It’s been almost three years since the first incarnation of the Yktoo Solutions website has seen the light. That first version has been built on a technology stack similar to my “flagship” website yktoo.com, i.e. the good old LAMP (Linux, Apache, MySQL, and PHP).
As we were planning to extend our operation, a new representation on the web was necessary.
There was also another wish, to implement a proper news feed or, rather, a blog, that would inform the general public of current developments and, at the same time, provide some useful technical insights (of which we have plenty).
Let’s Go Static
So, after some background research I have concluded that a static website would actually suit our needs perfectly:
- It can be deployed anywhere, on any web hosting, CDN, public web service, even on a Raspberry PI or a mobile phone. Not that we planned to do that, but some of it can prove useful while developing.
- It’s super fast because it consists only of static pages and related elements (scripts, images, stylesheets).
- It’s dead secure. There’s zero chance for the intruder to break in as there’s nothing to break. The only thinkable loophole is about your deployment process, but that’s easily addressed, either by pulling from an external code repository or via whitelisting of IP addresses that are allowed to upload.
- The entire source of the website can be kept in a version control system. There’s no manual action involved in the deployment process and hence no room for human error.
Yet, it was a bit of a paradigm shift. I used to think of things like navigation menus, tags, pagination buttons as of content generated on the server while serving a specific page.
But if you give it a thought, you’ll realise these things are always static given a specific version of your content. There’s exactly X
pages, Y
menu items and Z
tags, which you can all pre-render in advance, and forget until more content is added. In which case you simply re-render the entire website.
That last step sounds like a hefty job, but here’s the point: how many times does the website get viewed per one update of its content?

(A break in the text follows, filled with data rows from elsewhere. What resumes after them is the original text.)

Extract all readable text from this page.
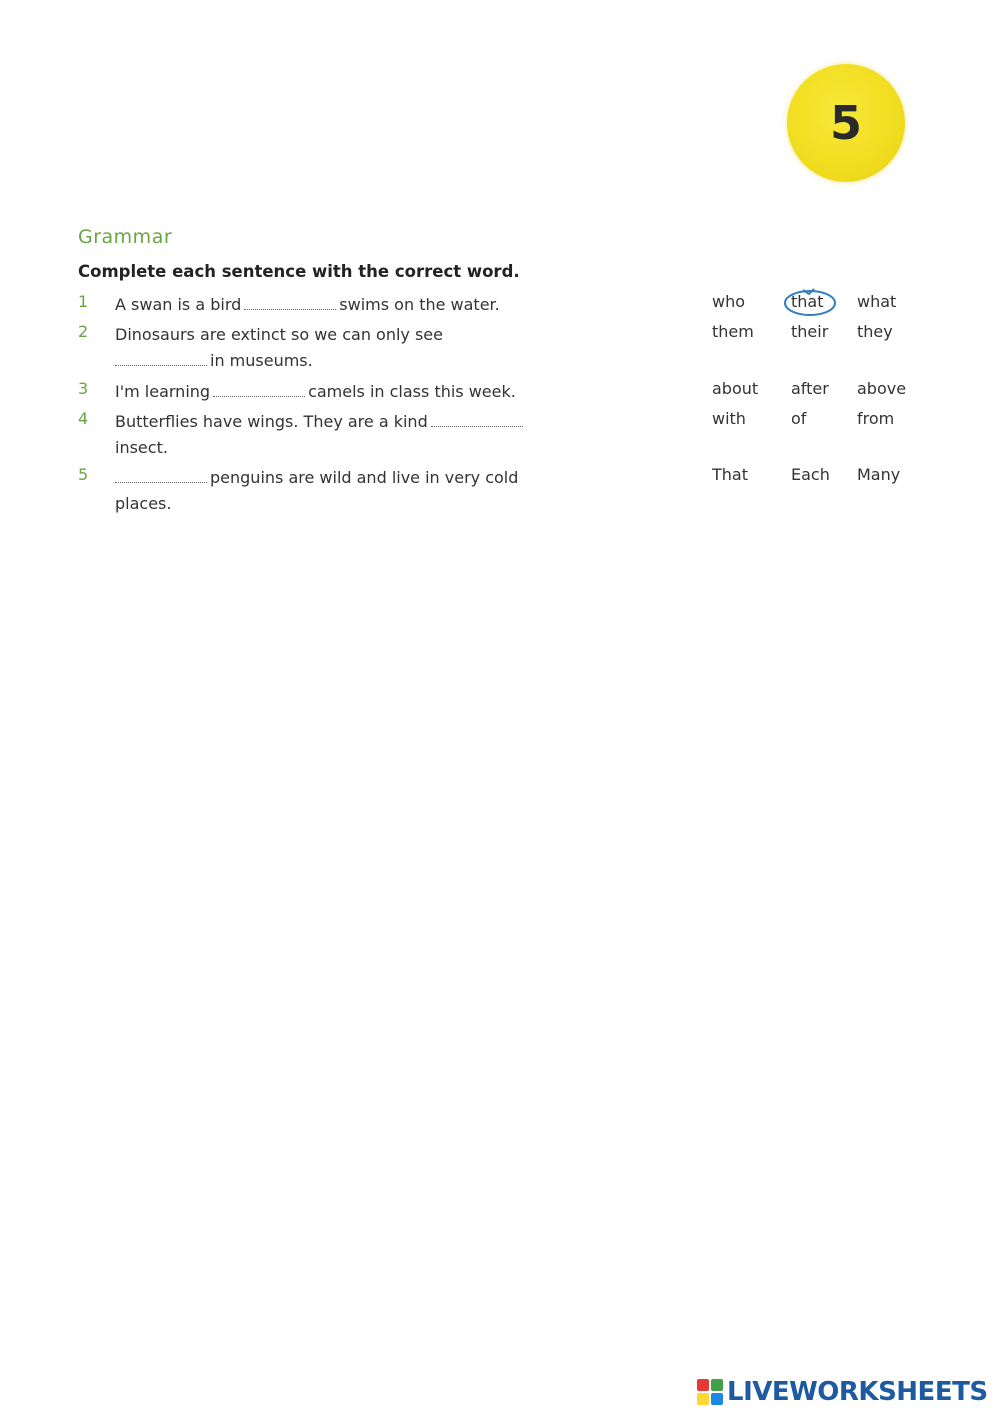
5
Grammar
Complete each sentence with the correct word.
1 A swan is a bird	swims on the water.	who	that what
2 Dinosaurs are extinct so we can only see
in museums.
them their they
3 I'm learning	camels in class this week.	about after above
4 Butterflies have wings. They are a kind
insect.
with	of	from
5	penguins are wild and live in very cold places.
That	Each Many
LIVEWORKSHEETS
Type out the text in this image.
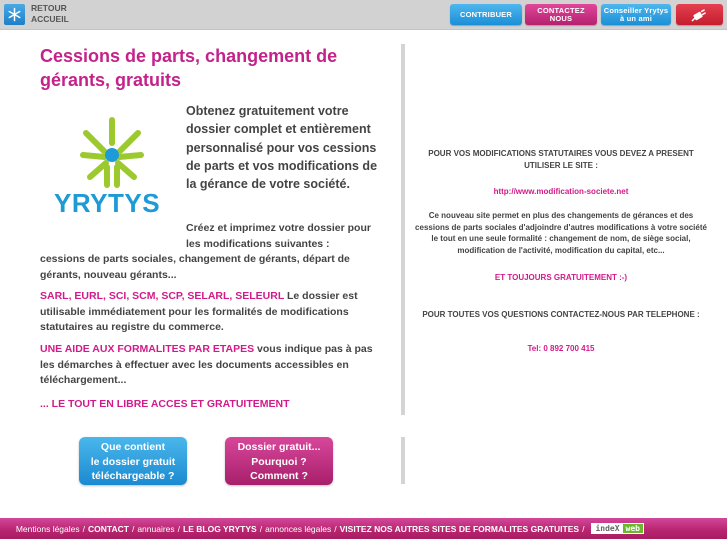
RETOUR
ACCUEIL	CONTRIBUER	CONTACTEZ NOUS
Conseiller Yrytys
à un ami
Cessions de parts, changement de gérants, gratuits
YRYTYS
Obtenez gratuitement votre dossier complet et entièrement personnalisé pour vos cessions de parts et vos modifications de la gérance de votre société.
Créez et imprimez votre dossier pour les modifications suivantes :
cessions de parts sociales, changement de gérants, départ de gérants, nouveau gérants...
SARL, EURL, SCI, SCM, SCP, SELARL, SELEURL Le dossier est utilisable immédiatement pour les formalités de modifications statutaires au registre du commerce.
UNE AIDE AUX FORMALITES PAR ETAPES vous indique pas à pas les démarches à effectuer avec les documents accessibles en téléchargement...
... LE TOUT EN LIBRE ACCES ET GRATUITEMENT
Que contient
le dossier gratuit
téléchargeable ?
Dossier gratuit...
Pourquoi ?
Comment ?
POUR VOS MODIFICATIONS STATUTAIRES VOUS DEVEZ A PRESENT UTILISER LE SITE :
http://www.modification-societe.net
Ce nouveau site permet en plus des changements de gérances et des cessions de parts sociales d'adjoindre d'autres modifications à votre société le tout en une seule formalité : changement de nom, de siège social, modification de l'activité, modification du capital, etc...
ET TOUJOURS GRATUITEMENT :-)
POUR TOUTES VOS QUESTIONS CONTACTEZ-NOUS PAR TELEPHONE :
Tel: 0 892 700 415
Mentions légales / CONTACT / annuaires / LE BLOG YRYTYS / annonces légales / VISITEZ NOS AUTRES SITES DE FORMALITES GRATUITES /	indeX web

Hundreds, maybe thousands or even millions of times.
Enter Hugo
There’s a number of static website generators available: Next.js, Gatsby, Jekyll and others.
However, having weighed the options, I’ve concluded that the best candidate for the job was Hugo.
The major considerations were:
- Hugo is free and open source. I love both.
- It’s a Go application and it’s blazing-fast, with typical page generation time of under 1 ms.
- It’s pretty sophisticated in the way it processes your data. And you can make it as complex as you wish, sky is the limit.
- Hugo is readily available in mainline Ubuntu repositories, although for the most recent version you can use a snap package:
snap install hugo
- And, last but not least, it has an impressive service record: Let’s Encrypt, 1Password support and Pharmaseal, to name a few. And it has 36K+ stars and 500+ contributors on GitHub, which makes it probably the fastest-paced site generator.
To Blogs and Beyond
What’s entirely new to this website is the blog you’re reading right now.
The blog also features a Comments section, driven by another open-source Go application called Commento.
I loved the simplicity and the speed of Commento, which is why I also migrated to it from bulky and data-hungry Disqus on yktoo.com.
Our Commento instance is self-hosted and runs in the cloud in a fully-automated Docker Compose layout. I’m going to explore this setup in more detail in a separate post.